In An Inconvenient Truth, Guggenheim weaves together the ex-vice-president's speeches before a series of packed houses all over the United States and abroad. Casually dressed, Gore is less stiff than during his last presidential run, and he has learned not to drone. But he is still clearly in his element as a pedant. After introducing himself as the former next president of the United States (a joke that made at least one viewer wince at the thought of what might have been), he shows an image of the planet as it looked in the first pictures taken from space. Then he shows a picture of the planet as it looks now. Then he graphs the differences to show the acceleration of global warming. He debunks the theory that these changes are "cyclical": Scientists have studied all the environmental cycles since the last Ice Age, he says. These are off the charts.

Guggenheim puts Gore on a pedestal, no doubt.
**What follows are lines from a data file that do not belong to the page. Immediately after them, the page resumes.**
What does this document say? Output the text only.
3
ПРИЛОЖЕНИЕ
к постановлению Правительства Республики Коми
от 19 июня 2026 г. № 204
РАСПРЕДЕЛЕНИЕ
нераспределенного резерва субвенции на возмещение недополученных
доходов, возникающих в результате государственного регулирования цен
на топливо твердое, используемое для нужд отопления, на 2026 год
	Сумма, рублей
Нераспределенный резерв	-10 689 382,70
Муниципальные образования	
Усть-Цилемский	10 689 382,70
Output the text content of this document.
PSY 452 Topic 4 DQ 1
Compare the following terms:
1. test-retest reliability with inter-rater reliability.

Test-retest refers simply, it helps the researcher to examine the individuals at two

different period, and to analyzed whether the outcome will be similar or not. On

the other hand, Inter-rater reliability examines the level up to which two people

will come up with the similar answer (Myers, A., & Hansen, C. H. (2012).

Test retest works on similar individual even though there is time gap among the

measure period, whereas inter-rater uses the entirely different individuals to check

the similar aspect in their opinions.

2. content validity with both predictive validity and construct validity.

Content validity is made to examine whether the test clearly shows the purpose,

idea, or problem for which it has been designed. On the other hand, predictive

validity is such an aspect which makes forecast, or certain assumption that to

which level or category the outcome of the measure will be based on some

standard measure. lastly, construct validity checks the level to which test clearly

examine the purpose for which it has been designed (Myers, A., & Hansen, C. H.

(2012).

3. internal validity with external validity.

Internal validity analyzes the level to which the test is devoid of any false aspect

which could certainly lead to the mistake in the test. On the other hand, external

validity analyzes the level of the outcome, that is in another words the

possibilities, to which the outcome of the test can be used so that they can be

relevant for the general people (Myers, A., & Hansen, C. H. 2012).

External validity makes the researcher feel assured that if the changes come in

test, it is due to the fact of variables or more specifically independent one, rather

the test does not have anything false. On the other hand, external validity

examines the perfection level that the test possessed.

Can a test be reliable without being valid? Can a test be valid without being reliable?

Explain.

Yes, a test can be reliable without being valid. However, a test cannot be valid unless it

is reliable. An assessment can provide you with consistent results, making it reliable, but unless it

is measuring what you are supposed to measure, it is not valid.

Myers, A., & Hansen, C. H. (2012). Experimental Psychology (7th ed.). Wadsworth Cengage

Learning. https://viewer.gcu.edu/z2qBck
There are biographical interpolations in which Gore discusses the death of his sister from lung cancer and the near-death of his son, and they're extremely moving. But they do edge the film a little closer to the realm of campaign biographies. That said, his spiritual journey is a great deal more compelling—and transparent—than George W. Bush's supposed revelation after decades of alcoholism and (alleged) drug abuse. Gore has real gravitas now, and not just because he has gained a bit of weight.

It's worth dwelling on the mocking responses to Gore and his book Earth in the Balance (and, for that matter, to my friend Bill McKibben's seminal The End of Nature in the late eighties) because everything Gore is saying should be old, old news. But the people on the other side will do and say anything. Perhaps the most amazing statistic in An Inconvenient Truth is that of 900-plus peer-reviewed studies in recognized journals, not one has challenged the idea of global warming, whereas more than 53 percent of articles in the mainstream media have presented it as a theory or been careful to include the demurrals of a tiny handful of bought-and-paid-for scientists or politicians. In the course of Gore's lecture tour comes the unsurprising news that Bush aide Philip Cooney routinely red-penciled the conclusions of impartial government scientists; when exposed, he resigned and took a job with ExxonMobil.

But it won't be long, Gore suggests, before other industries find it in their economic interest to sound the global-warming alarm. The insurance industry will have to pay for all the damage from hurricanes and floods as a consequence of Gulfstream disruptions. The auto industry will register that unless it makes cars more fuel-efficient, it won't be able to sell them to anyone but Americans. There's no spinning the images he presents of earth's dwindling ice caps or, more poetically, the absence of snow on Kilimanjaro.

An Inconvenient Truth is one of the most realistic documentaries I've ever seen—and, dry as it is, one of the most devastating in its implications. See it with your kids—and watch closely to see who attacks it and on what grounds. I differ with Gore only on his optimism. "Political will is a renewable resource," he says. There's no accounting for people's nutty faith.